The new federal guidelines came out Thursday. They instruct the states to report HIV cases similar to full-blown AIDS cases, and it's mandatory if they want federal HIV surveillance funding, the AP says.

This is the latest step by the Centers for Disease Control and Prevention to track where and how the virus which causes AIDS is spreading, the AP says. The CDC believes up to 900,000 Americans live with HIV, with about 297,000 of them actually having AIDS.

The CDC started recommending states tally HIV cases and AIDS cases in 1997. States reported AIDS cases by patient name or ID number since 1981. The new guidelines spell out how they should report HIV as well, the AP says.

First proposed last year, the new guidelines will affect mostly people who request an HIV test during visits to their regular doctor when having lab work done which goes on their medical record, the AP says.
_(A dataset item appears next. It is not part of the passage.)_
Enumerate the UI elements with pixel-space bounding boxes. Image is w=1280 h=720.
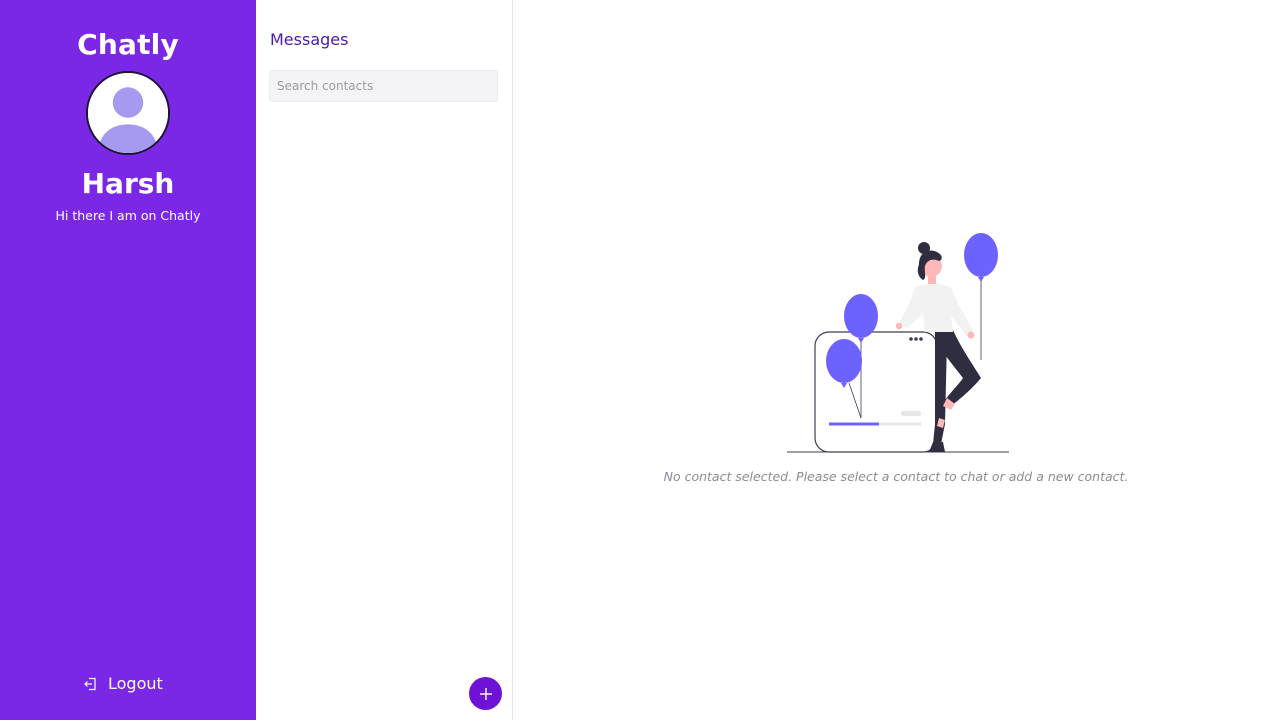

Most states feature clinics offering anonymous HIV tests and home-testing kits can be bought over the counter at numerous drug stores - but now AIDS activists are afraid people will not get tested for fear their names will be reported to the state, the AP says, even though the CDC is urging states to pass laws making it a felony to disclose the names.

"I see any disincentive to undergo HIV testing as a problem," Daniel Zingale, executive director of AIDS Action, a Washington-based advocacy group, to the AP. "Anything that's keeping people away from knowing their HIV status is a bad idea unless there's a compelling reason to do it."

Dr. Ronald Valdiserri, deputy director of the CDC's center for HIV prevention, tells the AP that reporting names is the best way to HIV data is accurate and that the names will be well-protected.

The names will be kept in a database that requires two passwords - one held by the state, the other by the CDC. And the CDC is urging states to pass laws making it a felony to release such names.

For now, 34 states report HIV cases already, and with names attached; four others, theAP says, use ID codes. Washington state uses a combination of the two. The other eleven states and the District of Columbia do not report HIV.